Miriam Wugmeister, Nathan D. Taylor of Morrison & Foerester wrote the December Privacy and Data Security Update: Six States Now Require Social Security Number Protection Policies.
- Connecticut – Ct. H.B. 5658.
- Massachusetts – 201 Mass. Code Regs. §§ 17.01 – 17.04.
- Michigan – Mich. Comp. Laws § 445.84.
- New Mexico – N.M. Stat. §§ 57-12B-2 – 57-12B-3.
- New York – N.Y. Gen. Bus. Law § 3990dd(4).

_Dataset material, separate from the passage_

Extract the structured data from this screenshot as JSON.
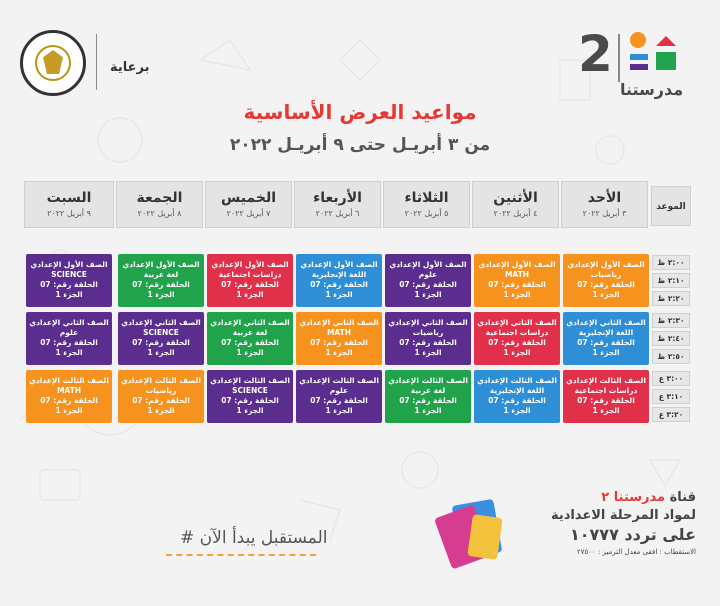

- Texas – Tex. Bus. & Com. Code § 35.581 (effective through March 31, 2009); Tex. Bus. & Com. Code § 501.051 – 501.053 (effective April 1, 2009).
These state SSN protection policy requirements highlight the importance of maintaining up-to-date privacy policies that comply with the evolving requirements under applicable state laws. To get started, an organization should consider taking the following steps:
- determine if you collect or maintain SSNs;
- review your policies and procedures that are employee-facing to determine if you have sufficient policies to meet the obligations under the various state laws;
- update your policies and procedures as needed;
- train employees on the new policies and procedures; and
- audit your employees to ensure that they are complying with your policies and procedures.